During the late noughties Crystabel Efemena Riley toured Japan and Europe using drums, electronics and make-up in power-noise trio Maria and the Mirrors. This was the start of her interest in patterns on skins — human and drum. An interest in dimensional patterns existing on (and off) different surfaces has continued to evolve through exploring the idea of 'care and uncare' of various skin surfaces. Crystabel has been a long-term collaborator with Sue Lynch who welcomed her into the Horse Improvised Music Club and later played in the London Improvisers Orchestra. She is currently working on the multi-format duo project @xcrswx with Seymour Wright and recently released a split vinyl with Lolina.
Seymour Wright is a saxophonist.

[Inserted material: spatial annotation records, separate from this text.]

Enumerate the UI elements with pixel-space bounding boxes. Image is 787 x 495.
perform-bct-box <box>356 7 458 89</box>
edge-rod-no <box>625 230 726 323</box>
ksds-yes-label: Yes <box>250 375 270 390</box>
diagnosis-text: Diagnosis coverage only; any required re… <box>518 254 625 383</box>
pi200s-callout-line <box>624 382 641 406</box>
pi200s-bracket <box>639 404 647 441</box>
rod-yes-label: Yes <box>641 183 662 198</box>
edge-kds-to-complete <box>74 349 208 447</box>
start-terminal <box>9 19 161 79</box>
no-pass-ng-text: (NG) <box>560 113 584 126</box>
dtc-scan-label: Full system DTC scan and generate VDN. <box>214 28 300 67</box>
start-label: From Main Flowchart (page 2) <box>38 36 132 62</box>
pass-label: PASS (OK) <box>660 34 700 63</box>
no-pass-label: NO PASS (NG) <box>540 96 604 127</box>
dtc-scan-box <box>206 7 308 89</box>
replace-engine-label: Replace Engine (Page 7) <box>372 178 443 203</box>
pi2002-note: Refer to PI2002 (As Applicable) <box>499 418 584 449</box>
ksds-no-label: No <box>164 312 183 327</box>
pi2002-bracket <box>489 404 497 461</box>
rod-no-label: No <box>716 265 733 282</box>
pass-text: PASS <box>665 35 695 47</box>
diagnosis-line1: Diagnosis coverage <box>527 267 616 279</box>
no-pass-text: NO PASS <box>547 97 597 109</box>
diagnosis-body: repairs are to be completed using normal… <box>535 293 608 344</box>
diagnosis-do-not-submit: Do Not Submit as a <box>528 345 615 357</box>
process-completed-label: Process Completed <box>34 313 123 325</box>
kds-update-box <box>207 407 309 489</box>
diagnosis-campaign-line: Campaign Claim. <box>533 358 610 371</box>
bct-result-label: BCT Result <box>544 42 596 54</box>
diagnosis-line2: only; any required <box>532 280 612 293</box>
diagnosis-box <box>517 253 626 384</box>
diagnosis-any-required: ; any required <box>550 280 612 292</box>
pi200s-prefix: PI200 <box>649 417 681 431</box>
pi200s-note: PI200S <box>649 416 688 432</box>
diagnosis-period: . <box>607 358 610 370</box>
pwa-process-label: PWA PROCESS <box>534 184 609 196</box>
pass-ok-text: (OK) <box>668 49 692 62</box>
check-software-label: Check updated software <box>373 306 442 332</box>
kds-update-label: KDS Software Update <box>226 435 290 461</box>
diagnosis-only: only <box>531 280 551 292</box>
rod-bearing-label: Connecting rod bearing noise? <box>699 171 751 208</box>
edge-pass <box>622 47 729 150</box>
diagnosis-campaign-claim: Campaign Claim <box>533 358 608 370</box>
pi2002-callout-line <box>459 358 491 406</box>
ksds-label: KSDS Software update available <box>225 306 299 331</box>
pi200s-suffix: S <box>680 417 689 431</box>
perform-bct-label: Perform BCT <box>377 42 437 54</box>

His work is about the creative, situated friction of learning, ideas, people and the saxophone – music, history and technique – actual and potential.
Seymour's solo music is documented on three widely-acclaimed collections - Seymour Wright of Derby (2008), Seymour Writes Back (2015) and Is This Right? (2017).
Current projects include: @xcrswx with Crystabel Riley; abaria with Ute Kanngiesser; [Ahmed] with Antonin Gerbal, Joel Grip and Pat Thomas; GUO with Daniel Blumberg; XT with Paul Abbott; The Creaking Breeze Ensemble; a trans-atlantic duet with Andy Guthrie, and, with Jean-luc Guionnet a project addressing an imaginary lacunae in Aby Warburg's Atlas Mnemosyne.